[Bugfix][ROCm] Use `chunked_prefill_paged_decode` as fallback for V1 attention on ROCm #18093

kliuae · 2025-05-13T18:42:58Z

On ROCm, vLLM’s V1 engine uses the unified attention kernel as its sole attention backend. However, at the moment this kernel fails when running models where the number of query heads over the number of key-value heads is not a power of two. This makes models like Llama-4-Scout, whose num_queries_per_kv evaluates to an odd number, fail to run and yield the following error on ROCm:

offs_m = tl.arange(0, BLOCK_Q * num_queries_per_kv)
         ^
ValueError: arange's range must be a power of 2

This PR addresses this issue by adding back the chunked_prefill_paged_decode kernel as a fallback for cases where the input tensor shapes are incompatible with the unified attention kernel.

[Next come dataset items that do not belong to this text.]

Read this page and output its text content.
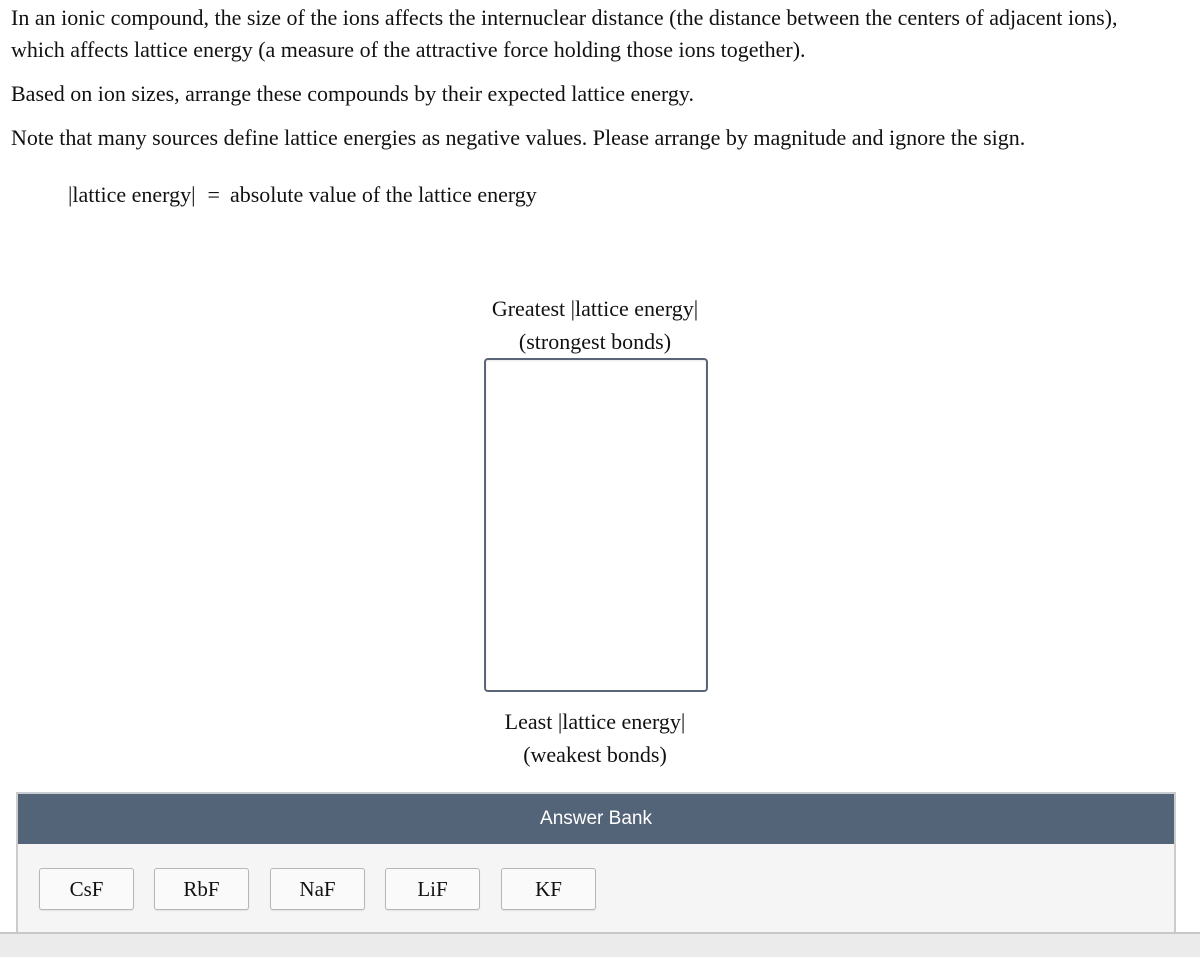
In an ionic compound, the size of the ions affects the internuclear distance (the distance between the centers of adjacent ions),
which affects lattice energy (a measure of the attractive force holding those ions together).

Based on ion sizes, arrange these compounds by their expected lattice energy.

Note that many sources define lattice energies as negative values. Please arrange by magnitude and ignore the sign.

|lattice energy| = absolute value of the lattice energy
Greatest |lattice energy|
(strongest bonds)
Least |lattice energy|
(weakest bonds)
Answer Bank
CsF	RbF	NaF	LiF	KF
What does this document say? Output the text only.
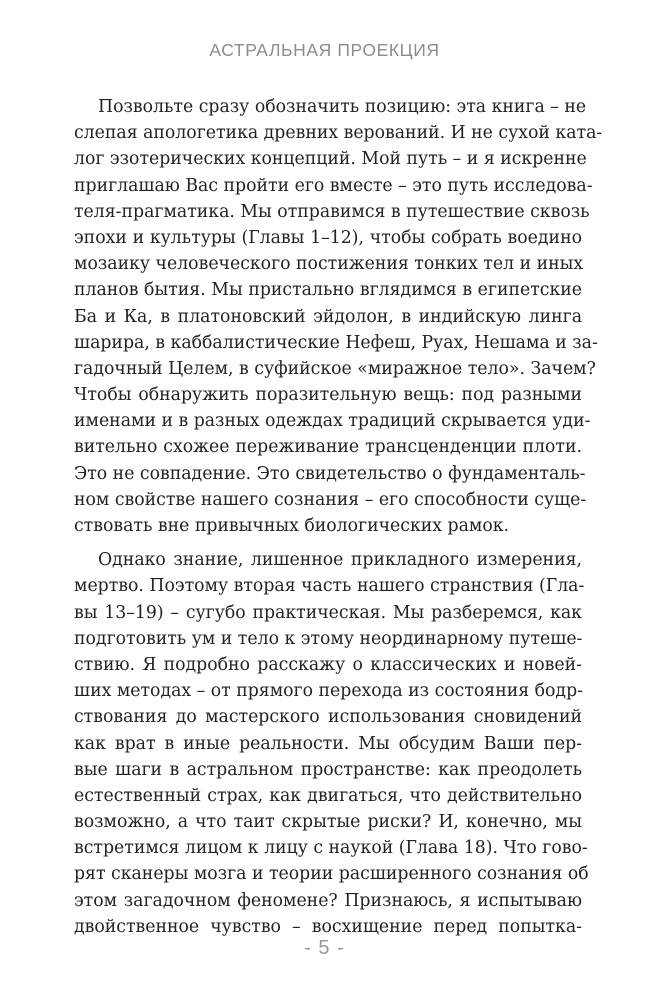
АСТРАЛЬНАЯ ПРОЕКЦИЯ
Позвольте сразу обозначить позицию: эта книга – не
слепая апологетика древних верований. И не сухой ката-
лог эзотерических концепций. Мой путь – и я искренне
приглашаю Вас пройти его вместе – это путь исследова-
теля-прагматика. Мы отправимся в путешествие сквозь
эпохи и культуры (Главы 1–12), чтобы собрать воедино
мозаику человеческого постижения тонких тел и иных
планов бытия. Мы пристально вглядимся в египетские
Ба и Ка, в платоновский эйдолон, в индийскую линга
шарира, в каббалистические Нефеш, Руах, Нешама и за-
гадочный Целем, в суфийское «миражное тело». Зачем?
Чтобы обнаружить поразительную вещь: под разными
именами и в разных одеждах традиций скрывается уди-
вительно схожее переживание трансценденции плоти.
Это не совпадение. Это свидетельство о фундаменталь-
ном свойстве нашего сознания – его способности суще-
ствовать вне привычных биологических рамок.
Однако знание, лишенное прикладного измерения,
мертво. Поэтому вторая часть нашего странствия (Гла-
вы 13–19) – сугубо практическая. Мы разберемся, как
подготовить ум и тело к этому неординарному путеше-
ствию. Я подробно расскажу о классических и новей-
ших методах – от прямого перехода из состояния бодр-
ствования до мастерского использования сновидений
как врат в иные реальности. Мы обсудим Ваши пер-
вые шаги в астральном пространстве: как преодолеть
естественный страх, как двигаться, что действительно
возможно, а что таит скрытые риски? И, конечно, мы
встретимся лицом к лицу с наукой (Глава 18). Что гово-
рят сканеры мозга и теории расширенного сознания об
этом загадочном феномене? Признаюсь, я испытываю
двойственное чувство – восхищение перед попытка-
- 5 -
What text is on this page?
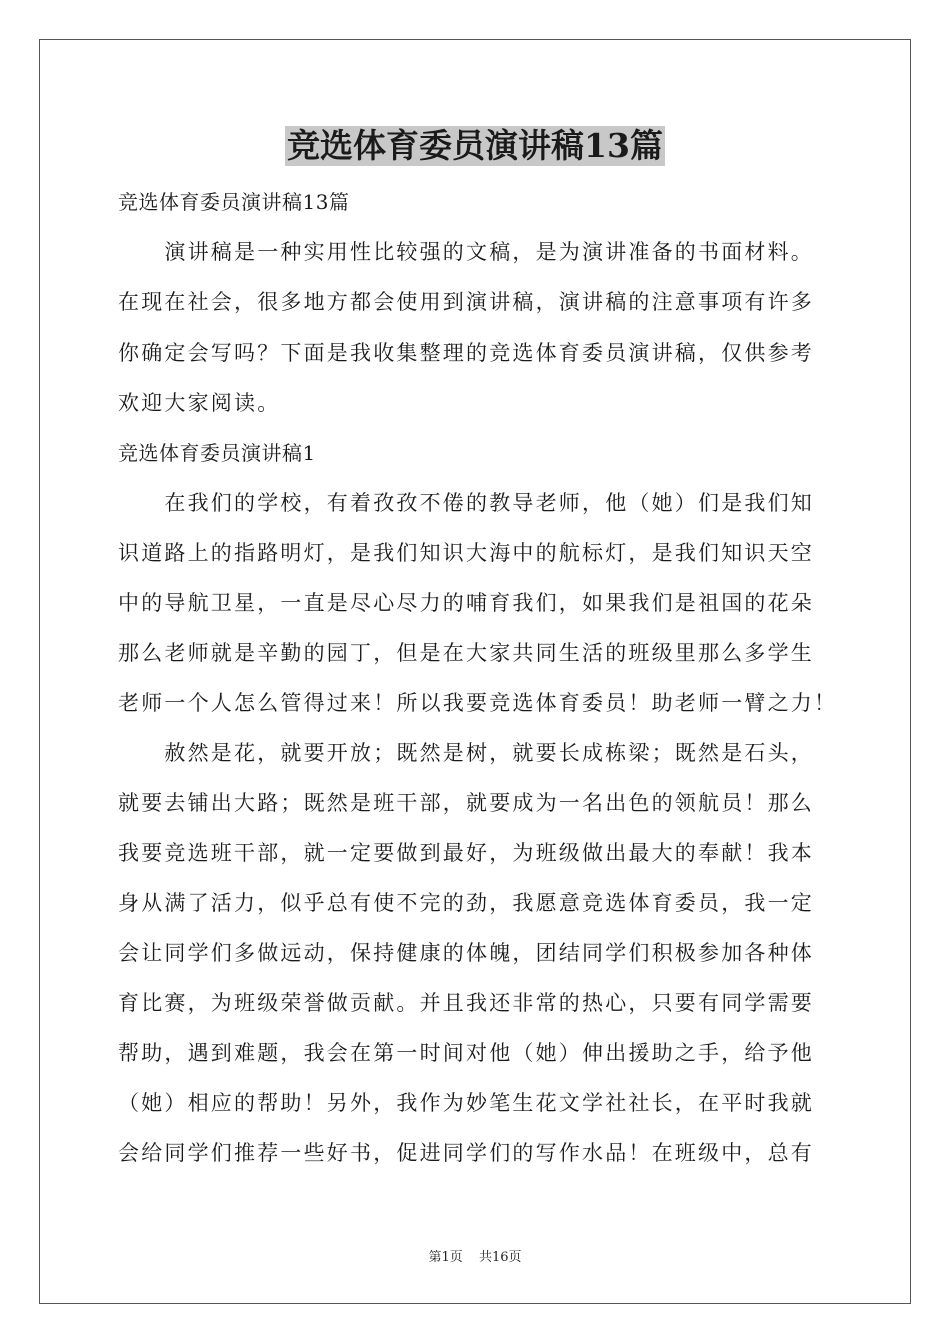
竞选体育委员演讲稿13篇
竞选体育委员演讲稿13篇
　　演讲稿是一种实用性比较强的文稿，是为演讲准备的书面材料。
在现在社会，很多地方都会使用到演讲稿，演讲稿的注意事项有许多
你确定会写吗？下面是我收集整理的竞选体育委员演讲稿，仅供参考
欢迎大家阅读。
竞选体育委员演讲稿1
　　在我们的学校，有着孜孜不倦的教导老师，他（她）们是我们知
识道路上的指路明灯，是我们知识大海中的航标灯，是我们知识天空
中的导航卫星，一直是尽心尽力的哺育我们，如果我们是祖国的花朵
那么老师就是辛勤的园丁，但是在大家共同生活的班级里那么多学生
老师一个人怎么管得过来！所以我要竞选体育委员！助老师一臂之力！
　　赦然是花，就要开放；既然是树，就要长成栋梁；既然是石头，
就要去铺出大路；既然是班干部，就要成为一名出色的领航员！那么
我要竞选班干部，就一定要做到最好，为班级做出最大的奉献！我本
身从满了活力，似乎总有使不完的劲，我愿意竞选体育委员，我一定
会让同学们多做远动，保持健康的体魄，团结同学们积极参加各种体
育比赛，为班级荣誉做贡献。并且我还非常的热心，只要有同学需要
帮助，遇到难题，我会在第一时间对他（她）伸出援助之手，给予他
（她）相应的帮助！另外，我作为妙笔生花文学社社长，在平时我就
会给同学们推荐一些好书，促进同学们的写作水品！在班级中，总有
第1页 共16页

Signed-off-by: kf <kuanfu.liu@embeddedllm.com>

github-actions · 2025-05-13T18:43:07Z

👋 Hi! Thank you for contributing to the vLLM project.

💬 Join our developer Slack at https://slack.vllm.ai to discuss your PR in #pr-reviews, coordinate on features in #feat- channels, or join special interest groups in #sig- channels.

Just a reminder: PRs would not trigger full CI run by default. Instead, it would only run fastcheck CI which starts running only a small and essential subset of CI tests to quickly catch errors. You can run other CI tests on top of those by going to your fastcheck build on Buildkite UI (linked in the PR checks section) and unblock them. If you do not have permission to unblock, ping simon-mo or khluu to add you in our Buildkite org.

Once the PR is approved and ready to go, your PR reviewer(s) can run CI to test the changes comprehensively before merging.

To run CI, PR reviewers can either: Add ready label to the PR or enable auto-merge.

🚀

tjtanaa · 2025-05-14T10:10:45Z

@hongxiayang

This is another quick solution to issue #18088
Falling back to chunked_prefill_paged_decode could be a quick fix as it has been extensively used in previous llama4 use cases.

hongxiayang · 2025-05-14T15:16:53Z

cc @tdoublep

hongxiayang · 2025-05-14T15:55:44Z

@hongxiayang

This is another quick solution to issue #18088 Falling back to chunked_prefill_paged_decode could be a quick fix as it has been extensively used in previous llama4 use cases.

Thanks. If using chunked_prefill_paged_decode has better performance than the unified triton attention kernel on ROCm side, we can go with this

tjtanaa · 2025-05-15T06:39:50Z

@hongxiayang @tdoublep

meta-llama/Llama-4-Scout-17B-16E-Instruct -tp 4 --max-model-len 32768 --max_seq_len_to_capture 32768 --no-enable-prefix-caching --max-num-batched-tokens 32768

1	2	3
*pad the `BLOCK_Q num_queries_per_kv` with offset mask**	*pad the `BLOCK_Q num_queries_per_kv` without offset mask**	fallback to previously used kernels `chunked_prefill_paged_decode`
https://github.com/EmbeddedLLM/vllm/tree/fix-unified-attention-triton	PR #18100	PR #18093

The best solution is to fallback

The correctness of all three approaches have been validated by running lm_eval on GSM8K on both Llama4 and Mixtral model.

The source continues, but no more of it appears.